Challenge: try updating this plot to zoom in on the region surrounding the park. There are numerous ways you might approach this problem, one possible method:

  1. Buffer the park by a desired amount
  2. Calculate the coordinates of the bounding box of the buffered park
  3. Use these coordinates as the xlim and ylim arguments to plot.
# Buffer by 20 kilometers
yst_buf_20k = gBuffer(yellowstone, width = 20000)
# Get the coordinates of the bounding box
yst_buf_20k_ext = extent(yst_buf_20k)
# Show the coordinates
yst_buf_20k_ext
## class      : Extent 
## xmin       : 449724.6 
## xmax       : 593531 
## ymin       : -32703.64 
## ymax       : 116362.2

Here’s how my plot looks with the new extent:

par(mar = c(0, 0, 0, 0))
plot(
  wy_counties,
  xlim = c(yst_buf_20k_ext[1], yst_buf_20k_ext[2]),
  ylim = c(yst_buf_20k_ext[3], yst_buf_20k_ext[4]))
plot(yellowstone, add = T, col = yst_col)

Re-Creating the Slide Figures 2

Experiment with the spatial operations functions listed above and see if you can re-create my lecture slide figures.

Here are a couple of examples you can use as templates to get started:

Dissolving polygons within a SPDF

par(mar = c(0, 0, 0, 0))
plot(gUnaryUnion(yellowstone_states))

Erase without dissolve

par(mar = c(0, 0, 0, 0))
plot(erase(yellowstone_states, yellowstone), col = 2)

Report Questions

Compile your answers to the following into a document and submit on Moodle.

You may compile your answers using a word processing application like Word or Google Docs, but export your final product as a .pdf for submission.

You may also do your work in an R Markdown document. For your submission, you should knit your document into an html file.

Q1: New England States

Using the template code I provided above for subsetting the Yellowstone states, make a new subset that consists of the six New England states: Connecticut, Maine, Massachusetts, New Hampshire, Rhode Island, and Vermont.

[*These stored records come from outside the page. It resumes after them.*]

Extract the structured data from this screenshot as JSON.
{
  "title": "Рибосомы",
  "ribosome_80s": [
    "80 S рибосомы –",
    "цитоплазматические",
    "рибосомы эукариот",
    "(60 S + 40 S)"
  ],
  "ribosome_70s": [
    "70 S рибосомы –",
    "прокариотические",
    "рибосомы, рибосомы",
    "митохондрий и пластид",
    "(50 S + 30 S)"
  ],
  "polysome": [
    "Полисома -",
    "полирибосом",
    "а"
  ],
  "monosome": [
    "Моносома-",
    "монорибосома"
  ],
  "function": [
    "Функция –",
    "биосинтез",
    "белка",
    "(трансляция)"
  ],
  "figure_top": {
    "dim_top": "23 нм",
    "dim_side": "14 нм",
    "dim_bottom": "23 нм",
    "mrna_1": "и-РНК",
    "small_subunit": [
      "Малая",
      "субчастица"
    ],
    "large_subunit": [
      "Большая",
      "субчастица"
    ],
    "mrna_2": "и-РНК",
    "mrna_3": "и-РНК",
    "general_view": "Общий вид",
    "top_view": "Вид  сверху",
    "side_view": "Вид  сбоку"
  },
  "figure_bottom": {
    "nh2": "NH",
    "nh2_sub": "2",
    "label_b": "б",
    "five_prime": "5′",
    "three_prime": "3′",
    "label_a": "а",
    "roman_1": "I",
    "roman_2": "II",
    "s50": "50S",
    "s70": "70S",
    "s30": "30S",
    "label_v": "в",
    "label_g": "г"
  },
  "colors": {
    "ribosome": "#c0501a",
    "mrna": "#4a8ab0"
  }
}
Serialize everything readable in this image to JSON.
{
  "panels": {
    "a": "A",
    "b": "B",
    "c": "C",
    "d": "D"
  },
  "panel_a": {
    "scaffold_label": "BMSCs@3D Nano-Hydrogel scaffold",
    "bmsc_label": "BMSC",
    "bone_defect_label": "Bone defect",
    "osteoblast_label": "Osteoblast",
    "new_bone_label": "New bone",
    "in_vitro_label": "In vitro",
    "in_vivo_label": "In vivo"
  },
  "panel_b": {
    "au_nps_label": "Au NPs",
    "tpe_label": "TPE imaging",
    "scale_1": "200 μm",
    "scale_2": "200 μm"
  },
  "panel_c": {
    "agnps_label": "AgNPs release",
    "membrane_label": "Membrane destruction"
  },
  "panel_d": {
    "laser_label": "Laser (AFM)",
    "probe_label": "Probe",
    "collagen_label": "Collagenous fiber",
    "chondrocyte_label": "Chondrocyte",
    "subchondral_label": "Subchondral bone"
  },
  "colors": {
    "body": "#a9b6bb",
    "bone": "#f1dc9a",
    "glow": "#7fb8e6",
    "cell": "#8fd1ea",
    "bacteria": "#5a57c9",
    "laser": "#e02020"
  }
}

  • Q1 (3 pts.): Include a plot of the 6 New England states in your report.

Q2-3: Unions

  • Q2 (2 pts.): Include a map showing a union operation without dissolve.
  • Q3 (2 pts.): Include a map showing the same union operation with the remaining polygons dissolved.

Q4-5: Intersections

  • Q4 (2 pts.): Include a map showing an intersection operation without dissolve.
  • Q5 (2 pts.): Include a map showing the same intersection operation with the remaining polygons dissolved.

Q6: Projections

Choose one of the maps you’ve created for the intersection or union questions.

Use your internet sleuthing skills to locate the proj4string entry for the Massachusetts State Plane projection.

Re-project your Yellowstone states SPDF into the Massachusetts State Plane projection and plot it.

It should look kind of weird:

  • Q6 (2 pts.): Include a map showing an the three Yellowstone states reprojected into the MA state plane projection.